しかし、ここのところどうもプレイに身が入らない。その理由はヨシオには分かっていた。ヨシオをこの世界に目覚めさせ、突然目の前から姿を消してしまった”伝説の女王様“ユキ子が忘れられず、いつもどこかでユキ子の残像を追いかけながら暮らしていたからだった。
そんなある日、明るい太陽のもとミホと埠頭で釣りをしていると、思いもしない所で彼女を見かけ、ミホを置き去りにしてユキ子を必死に追いかける。ヨシオがたどり着いた果てにあるものとは…。そしてヨシオとミホに待つ結末とは?

村上淳 菜 葉 菜
好井まさお 鮎川桃果 大西信満 木口健太 田中健介
日向寺雅人 坂本つとむ 宮崎吐夢/田口トモロヲ Azumi(Wyolica)/烏丸せつこ

監督: 廣木隆一
原作: 「夕方のおともだち」(山本直樹著/イースト・プレス刊)
配給: 彩プロ

https://yugatanootomodachi.ayapro.ne.jp/

©2021「夕方のおともだち」製作委員会


■Profile
村上淳、菜 葉 菜(映画『夕方のおともだち』)

村上淳

1973年7月23日生まれ。大阪府出身。
『ぷるぷる 天使的休日』(93)で映画デビュー。『ナビィの恋』(99)、『不貞の季節』(00)、『新・仁義なき戦い。』(00)の3作品で、第22回ヨコハマ映画祭・助演男優賞を受賞。 以降、数多くの映画・ドラマに出演。近年の主な出演作に、『新宿スワン』シリーズ(園子温監督/15、17)、『グラスホッパー』(瀧本智行監督/15)、『パンク侍、斬られて候』(石井岳龍監督/15)、『母を亡くした時、僕は遺骨を食べたいと思った。』(大森立嗣監督/19)、『ある船頭の話』(オダギリジョー監督/19)、『初恋』(三池崇史監督/19)、『鳩の撃退法』(タカハタ秀太監督/21)、『島守の塔』(五十嵐匠監督/21)などがある。
廣木隆一監督との出会いは、当時ストリートカルチャー誌のモデルだった村上淳が、TBS番組「素敵な恋をしてみたい」内のミニドラマ『スケートボード』(藤井フミヤ監督)で演技デビューを飾った作品の監督補として参加していたのが監督との出会いであった。あれから30年近くもの間に、『不貞の季節』『ラマン』『PとJK』『ここは退屈迎えに来て』など10作品以上の監督作品に参加しながらも、本作でようやく廣木監督作品初主演、そして芸能生活30周年にあたる記念すべき作品となる。

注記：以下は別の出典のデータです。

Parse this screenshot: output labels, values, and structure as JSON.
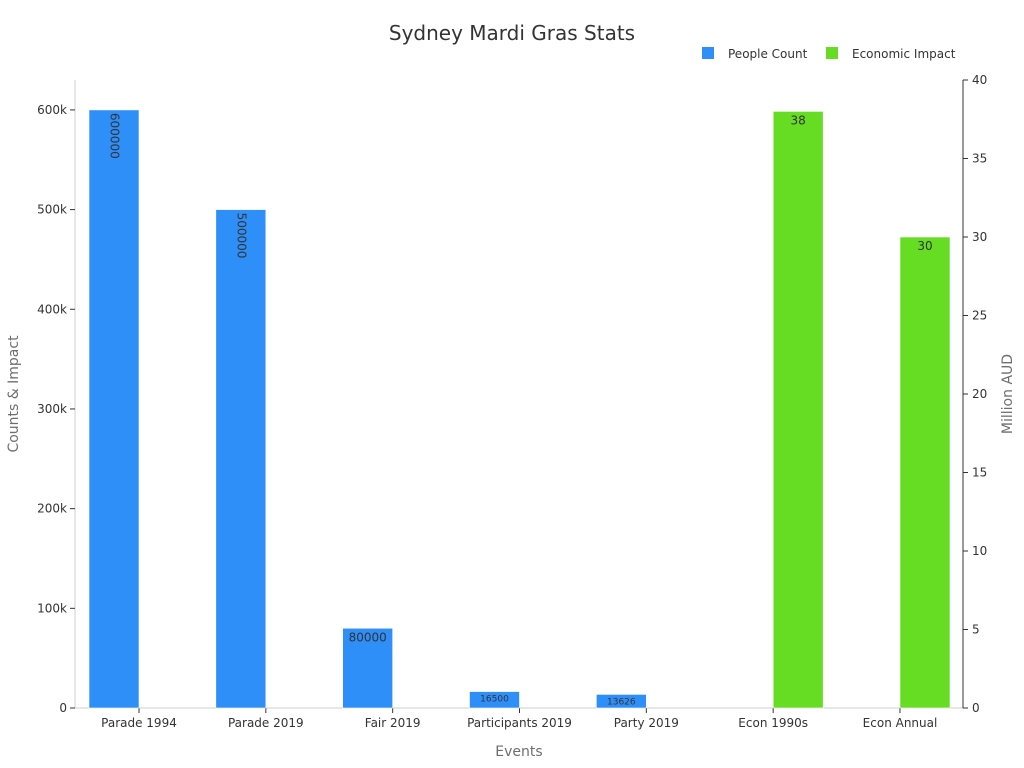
{
  "chart_data": {
    "type": "bar",
    "title": "Sydney Mardi Gras Stats",
    "xlabel": "Events",
    "ylabel": "Counts & Impact",
    "y2label": "Million AUD",
    "categories": [
      "Parade 1994",
      "Parade 2019",
      "Fair 2019",
      "Participants 2019",
      "Party 2019",
      "Econ 1990s",
      "Econ Annual"
    ],
    "ylim": [
      0,
      630000
    ],
    "y2lim": [
      0,
      40
    ],
    "yticks": [
      "0",
      "100k",
      "200k",
      "300k",
      "400k",
      "500k",
      "600k"
    ],
    "y2ticks": [
      "0",
      "5",
      "10",
      "15",
      "20",
      "25",
      "30",
      "35",
      "40"
    ],
    "legend_position": "top-right",
    "series": [
      {
        "name": "People Count",
        "axis": "left",
        "color": "#2f8ff8",
        "values": [
          600000,
          500000,
          80000,
          16500,
          13626,
          null,
          null
        ],
        "labels": [
          "600000",
          "500000",
          "80000",
          "16500",
          "13626",
          "",
          ""
        ]
      },
      {
        "name": "Economic Impact",
        "axis": "right",
        "color": "#66dd22",
        "values": [
          null,
          null,
          null,
          null,
          null,
          38,
          30
        ],
        "labels": [
          "",
          "",
          "",
          "",
          "",
          "38",
          "30"
        ]
      }
    ]
  }
}
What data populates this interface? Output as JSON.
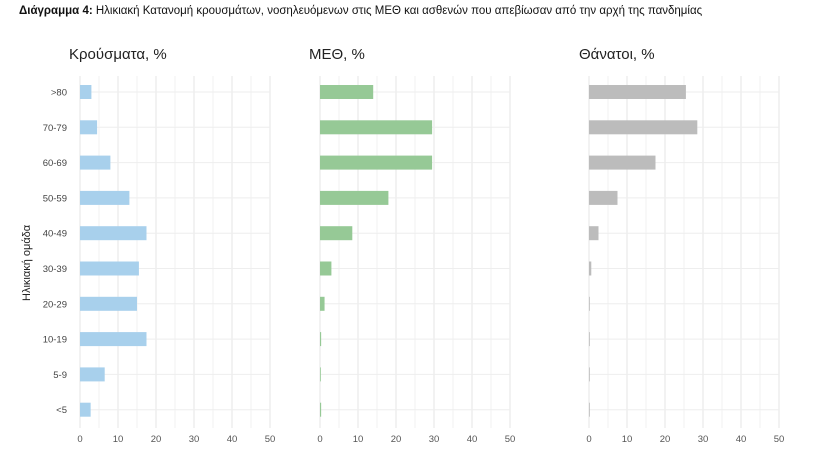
{
  "caption": {
    "label": "Διάγραμμα 4:",
    "text": " Ηλικιακή Κατανομή κρουσμάτων, νοσηλευόμενων στις ΜΕΘ και ασθενών που απεβίωσαν από την αρχή της πανδημίας"
  },
  "chart_data": {
    "type": "bar",
    "orientation": "horizontal",
    "ylabel": "Ηλικιακή ομάδα",
    "categories": [
      ">80",
      "70-79",
      "60-69",
      "50-59",
      "40-49",
      "30-39",
      "20-29",
      "10-19",
      "5-9",
      "<5"
    ],
    "xlim": [
      0,
      50
    ],
    "xticks": [
      0,
      10,
      20,
      30,
      40,
      50
    ],
    "grid": true,
    "panels": [
      {
        "title": "Κρούσματα, %",
        "color": "#a8d0ec",
        "values": [
          3.0,
          4.5,
          8.0,
          13.0,
          17.5,
          15.5,
          15.0,
          17.5,
          6.5,
          2.8
        ]
      },
      {
        "title": "ΜΕΘ, %",
        "color": "#96c996",
        "values": [
          14.0,
          29.5,
          29.5,
          18.0,
          8.5,
          3.0,
          1.2,
          0.3,
          0.2,
          0.3
        ]
      },
      {
        "title": "Θάνατοι, %",
        "color": "#bcbcbc",
        "values": [
          25.5,
          28.5,
          17.5,
          7.5,
          2.5,
          0.6,
          0.2,
          0.1,
          0.05,
          0.1
        ]
      }
    ]
  }
}
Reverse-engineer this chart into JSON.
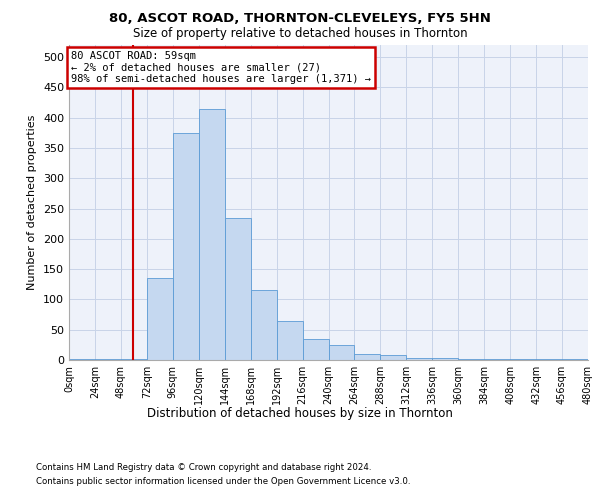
{
  "title": "80, ASCOT ROAD, THORNTON-CLEVELEYS, FY5 5HN",
  "subtitle": "Size of property relative to detached houses in Thornton",
  "xlabel": "Distribution of detached houses by size in Thornton",
  "ylabel": "Number of detached properties",
  "footnote1": "Contains HM Land Registry data © Crown copyright and database right 2024.",
  "footnote2": "Contains public sector information licensed under the Open Government Licence v3.0.",
  "annotation_line1": "80 ASCOT ROAD: 59sqm",
  "annotation_line2": "← 2% of detached houses are smaller (27)",
  "annotation_line3": "98% of semi-detached houses are larger (1,371) →",
  "bar_color": "#c5d8f0",
  "bar_edge_color": "#5b9bd5",
  "grid_color": "#c8d4e8",
  "red_line_color": "#cc0000",
  "background_color": "#eef2fa",
  "bin_edges": [
    0,
    24,
    48,
    72,
    96,
    120,
    144,
    168,
    192,
    216,
    240,
    264,
    288,
    312,
    336,
    360,
    384,
    408,
    432,
    456,
    480
  ],
  "bin_labels": [
    "0sqm",
    "24sqm",
    "48sqm",
    "72sqm",
    "96sqm",
    "120sqm",
    "144sqm",
    "168sqm",
    "192sqm",
    "216sqm",
    "240sqm",
    "264sqm",
    "288sqm",
    "312sqm",
    "336sqm",
    "360sqm",
    "384sqm",
    "408sqm",
    "432sqm",
    "456sqm",
    "480sqm"
  ],
  "bar_heights": [
    2,
    2,
    2,
    135,
    375,
    415,
    235,
    115,
    65,
    35,
    25,
    10,
    8,
    3,
    3,
    1,
    1,
    1,
    1,
    1,
    2
  ],
  "property_size": 59,
  "ylim": [
    0,
    520
  ],
  "yticks": [
    0,
    50,
    100,
    150,
    200,
    250,
    300,
    350,
    400,
    450,
    500
  ]
}
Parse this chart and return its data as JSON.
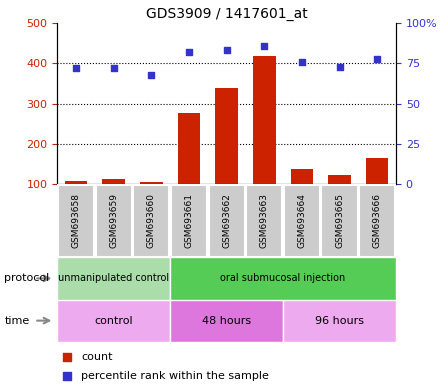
{
  "title": "GDS3909 / 1417601_at",
  "samples": [
    "GSM693658",
    "GSM693659",
    "GSM693660",
    "GSM693661",
    "GSM693662",
    "GSM693663",
    "GSM693664",
    "GSM693665",
    "GSM693666"
  ],
  "bar_values": [
    107,
    112,
    105,
    278,
    338,
    418,
    138,
    122,
    165
  ],
  "scatter_values": [
    72,
    72,
    68,
    82,
    83,
    86,
    76,
    73,
    78
  ],
  "ylim_left": [
    100,
    500
  ],
  "ylim_right": [
    0,
    100
  ],
  "yticks_left": [
    100,
    200,
    300,
    400,
    500
  ],
  "ytick_labels_left": [
    "100",
    "200",
    "300",
    "400",
    "500"
  ],
  "yticks_right": [
    0,
    25,
    50,
    75,
    100
  ],
  "ytick_labels_right": [
    "0",
    "25",
    "50",
    "75",
    "100%"
  ],
  "bar_color": "#cc2200",
  "scatter_color": "#3333cc",
  "protocol_groups": [
    {
      "label": "unmanipulated control",
      "start": 0,
      "end": 3,
      "color": "#aaddaa"
    },
    {
      "label": "oral submucosal injection",
      "start": 3,
      "end": 9,
      "color": "#55cc55"
    }
  ],
  "time_groups": [
    {
      "label": "control",
      "start": 0,
      "end": 3,
      "color": "#eeaaee"
    },
    {
      "label": "48 hours",
      "start": 3,
      "end": 6,
      "color": "#dd77dd"
    },
    {
      "label": "96 hours",
      "start": 6,
      "end": 9,
      "color": "#eeaaee"
    }
  ],
  "left_tick_color": "#cc2200",
  "right_tick_color": "#3333cc",
  "protocol_label": "protocol",
  "time_label": "time",
  "legend_count": "count",
  "legend_percentile": "percentile rank within the sample",
  "sample_box_color": "#cccccc",
  "right_ytick_labels": [
    "0",
    "25",
    "50",
    "75",
    "100%"
  ]
}
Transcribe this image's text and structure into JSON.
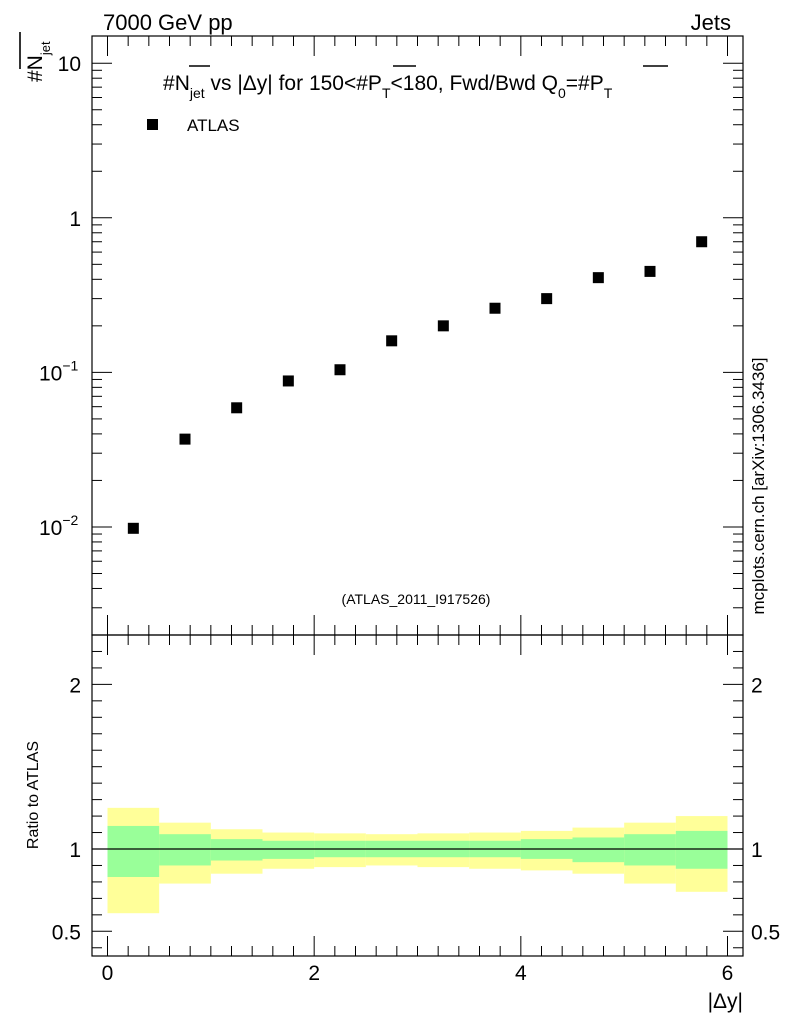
{
  "header": {
    "energy_label": "7000 GeV pp",
    "category_label": "Jets",
    "side_label": "mcplots.cern.ch [arXiv:1306.3436]",
    "analysis_label": "(ATLAS_2011_I917526)"
  },
  "colors": {
    "inner_band": "#99ff99",
    "outer_band": "#ffff99",
    "marker": "#000000",
    "analysis_text": "#999999",
    "side_text": "#808080"
  },
  "chart_data": [
    {
      "type": "scatter",
      "title_parts": {
        "t1": "#",
        "t2": "N",
        "t3": "jet",
        "t4": " vs |Δy|  for 150<#",
        "t5": "P",
        "t6": "T",
        "t7": "<180, Fwd/Bwd Q",
        "t8": "0",
        "t9": "=#",
        "t10": "P",
        "t11": "T"
      },
      "ylabel_parts": {
        "hash": "#",
        "n": "N",
        "sub": "jet"
      },
      "yscale": "log",
      "ylim": [
        0.002,
        15
      ],
      "xlim": [
        -0.15,
        6.15
      ],
      "y_ticks": [
        {
          "value": 10,
          "label": "10"
        },
        {
          "value": 1,
          "label": "1"
        },
        {
          "value": 0.1,
          "base": "10",
          "exp": "−1"
        },
        {
          "value": 0.01,
          "base": "10",
          "exp": "−2"
        }
      ],
      "legend": [
        {
          "name": "ATLAS",
          "marker": "square"
        }
      ],
      "series": [
        {
          "name": "ATLAS",
          "x": [
            0.25,
            0.75,
            1.25,
            1.75,
            2.25,
            2.75,
            3.25,
            3.75,
            4.25,
            4.75,
            5.25,
            5.75
          ],
          "y": [
            0.0098,
            0.037,
            0.059,
            0.088,
            0.104,
            0.16,
            0.2,
            0.26,
            0.3,
            0.41,
            0.45,
            0.7
          ]
        }
      ]
    },
    {
      "type": "area",
      "ylabel": "Ratio to ATLAS",
      "xlabel": "|Δy|",
      "ylim": [
        0.35,
        2.3
      ],
      "xlim": [
        -0.15,
        6.15
      ],
      "x_ticks": [
        {
          "value": 0,
          "label": "0"
        },
        {
          "value": 2,
          "label": "2"
        },
        {
          "value": 4,
          "label": "4"
        },
        {
          "value": 6,
          "label": "6"
        }
      ],
      "y_ticks": [
        {
          "value": 0.5,
          "label": "0.5"
        },
        {
          "value": 1,
          "label": "1"
        },
        {
          "value": 2,
          "label": "2"
        }
      ],
      "reference_line": 1,
      "bins": [
        {
          "lo": 0.0,
          "hi": 0.5,
          "inner": [
            0.83,
            1.14
          ],
          "outer": [
            0.61,
            1.25
          ]
        },
        {
          "lo": 0.5,
          "hi": 1.0,
          "inner": [
            0.9,
            1.09
          ],
          "outer": [
            0.79,
            1.16
          ]
        },
        {
          "lo": 1.0,
          "hi": 1.5,
          "inner": [
            0.93,
            1.06
          ],
          "outer": [
            0.85,
            1.12
          ]
        },
        {
          "lo": 1.5,
          "hi": 2.0,
          "inner": [
            0.94,
            1.05
          ],
          "outer": [
            0.88,
            1.1
          ]
        },
        {
          "lo": 2.0,
          "hi": 2.5,
          "inner": [
            0.95,
            1.05
          ],
          "outer": [
            0.89,
            1.095
          ]
        },
        {
          "lo": 2.5,
          "hi": 3.0,
          "inner": [
            0.95,
            1.05
          ],
          "outer": [
            0.9,
            1.09
          ]
        },
        {
          "lo": 3.0,
          "hi": 3.5,
          "inner": [
            0.95,
            1.05
          ],
          "outer": [
            0.89,
            1.095
          ]
        },
        {
          "lo": 3.5,
          "hi": 4.0,
          "inner": [
            0.95,
            1.05
          ],
          "outer": [
            0.88,
            1.1
          ]
        },
        {
          "lo": 4.0,
          "hi": 4.5,
          "inner": [
            0.94,
            1.06
          ],
          "outer": [
            0.87,
            1.11
          ]
        },
        {
          "lo": 4.5,
          "hi": 5.0,
          "inner": [
            0.92,
            1.07
          ],
          "outer": [
            0.85,
            1.13
          ]
        },
        {
          "lo": 5.0,
          "hi": 5.5,
          "inner": [
            0.9,
            1.09
          ],
          "outer": [
            0.79,
            1.16
          ]
        },
        {
          "lo": 5.5,
          "hi": 6.0,
          "inner": [
            0.88,
            1.11
          ],
          "outer": [
            0.74,
            1.2
          ]
        }
      ]
    }
  ]
}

https://www.decadeinc.com/jun-murakami/

菜 葉 菜

2005年映画『YUMENO』で主演し本格的に女優デビュー。以後、『夢の中へ』(園子温監督/05)、『孤高のメス』(成島出監督/10)、『ヘヴンズ ストーリー』(瀬々敬久監督/10)『64-ロクヨン-』(同/16)、『百合子ダスヴイダーニヤ』(浜野佐知監督/11)、『ラストレシピ~麒麟の下の記憶~』(滝田洋二監督/17)、『後妻業の女』(鶴橋康夫監督/16)など多数の話題映画に出演。『どんづまり便器』(小栗はるひ監督/12)でゆうばり国際ファンタスティック映画祭最優秀主演女優賞を、近作では主演作品『赤い雪』(甲斐さやか監督/19)で第14回Los Angeles Japan Film Festival 最優秀俳優賞を獲得した。最新作は『モルエラニの霧の中』(坪川拓史監督/21)、『ホテルアイリス』(奥原浩志監督/22)などがある。